If you were to look up "building" in an online dream dictionary, you'd get something like this:

Building
To see a building in your dream, represents the self and the body. How high you are in the building indicates a rising level of understanding or awareness. If you are in the lower levels of the building, then it refers to more primal attitudes and/or sexuality.


To see a building in ruins or damaged, indicates that your approach toward a situation or relationship is all wrong. You need to change. Your own self-image may have suffered and taken some blow.

To dream that you or someone fall off a building, suggests that you are descending into the realm of unconscious. You are learning about and acknowledging aspects of your unconscious.
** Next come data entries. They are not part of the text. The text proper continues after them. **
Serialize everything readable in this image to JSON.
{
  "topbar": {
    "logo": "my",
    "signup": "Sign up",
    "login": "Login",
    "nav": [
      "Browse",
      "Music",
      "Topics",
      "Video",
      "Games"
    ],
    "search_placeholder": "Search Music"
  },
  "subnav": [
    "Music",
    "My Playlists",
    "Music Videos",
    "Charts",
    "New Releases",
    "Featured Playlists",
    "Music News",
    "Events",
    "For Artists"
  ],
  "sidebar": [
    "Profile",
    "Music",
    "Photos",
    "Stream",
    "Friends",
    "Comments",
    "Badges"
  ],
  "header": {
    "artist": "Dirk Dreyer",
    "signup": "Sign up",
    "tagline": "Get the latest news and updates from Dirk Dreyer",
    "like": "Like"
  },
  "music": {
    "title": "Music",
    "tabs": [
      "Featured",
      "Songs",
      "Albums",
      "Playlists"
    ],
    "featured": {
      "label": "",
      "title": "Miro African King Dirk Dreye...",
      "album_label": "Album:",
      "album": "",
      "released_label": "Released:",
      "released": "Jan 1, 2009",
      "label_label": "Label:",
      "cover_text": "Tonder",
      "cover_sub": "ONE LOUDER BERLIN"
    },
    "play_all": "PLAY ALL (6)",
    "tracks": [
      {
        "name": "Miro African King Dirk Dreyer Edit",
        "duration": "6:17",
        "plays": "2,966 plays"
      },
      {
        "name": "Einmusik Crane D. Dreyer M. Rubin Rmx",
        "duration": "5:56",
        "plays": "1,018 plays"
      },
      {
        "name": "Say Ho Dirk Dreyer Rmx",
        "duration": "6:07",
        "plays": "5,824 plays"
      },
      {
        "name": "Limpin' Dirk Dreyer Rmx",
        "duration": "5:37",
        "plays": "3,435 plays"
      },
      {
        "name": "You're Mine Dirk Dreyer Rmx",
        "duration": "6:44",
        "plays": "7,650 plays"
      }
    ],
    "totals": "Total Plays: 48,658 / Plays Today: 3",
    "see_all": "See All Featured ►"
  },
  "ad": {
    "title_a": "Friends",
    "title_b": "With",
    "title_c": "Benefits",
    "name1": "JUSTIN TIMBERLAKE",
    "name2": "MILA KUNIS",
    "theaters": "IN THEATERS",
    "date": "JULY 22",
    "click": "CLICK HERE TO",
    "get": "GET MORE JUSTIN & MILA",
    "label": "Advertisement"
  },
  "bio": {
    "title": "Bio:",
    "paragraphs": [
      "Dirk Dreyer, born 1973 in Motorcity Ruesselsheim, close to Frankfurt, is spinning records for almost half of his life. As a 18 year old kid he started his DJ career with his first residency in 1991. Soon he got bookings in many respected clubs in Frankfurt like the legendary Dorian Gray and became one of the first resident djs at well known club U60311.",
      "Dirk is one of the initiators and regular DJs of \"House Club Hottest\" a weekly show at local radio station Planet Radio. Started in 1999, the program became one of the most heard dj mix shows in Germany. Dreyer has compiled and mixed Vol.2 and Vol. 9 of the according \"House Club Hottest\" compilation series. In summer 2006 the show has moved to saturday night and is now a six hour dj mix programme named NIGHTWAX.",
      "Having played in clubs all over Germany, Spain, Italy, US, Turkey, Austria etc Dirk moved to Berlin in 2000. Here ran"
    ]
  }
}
Alternatively, it symbolizes your fear of not being able to complete or succeeding in a task.

- See also Falling in our Common Dream Themes section

[from an online dream dictionary]

The dictonary meaning is all well and good, and it can be comforting to find something that speaks with such authority; but applying it the dream report is a little problematic.

The worst thing that can happen next is a clever dream interpreter takes this cue and starts asking questions of the dream reporter: "How high up in this building were you? Were you on the ground floor, maybe? Are you having sexual anxieties about your boyfriend--? Do you feel other people are maybe interfering--?"

A dream interpreter who is un-clever enough to ask stupid questions will wonder how these different definitions relate to one another: if a building represents the self and the body, how does falling off of it represet descending into the realm of the unconscious? Why doesn't it represent a descent into sexuality? Why doesn't a ruined building represent a ruined self? --and so on.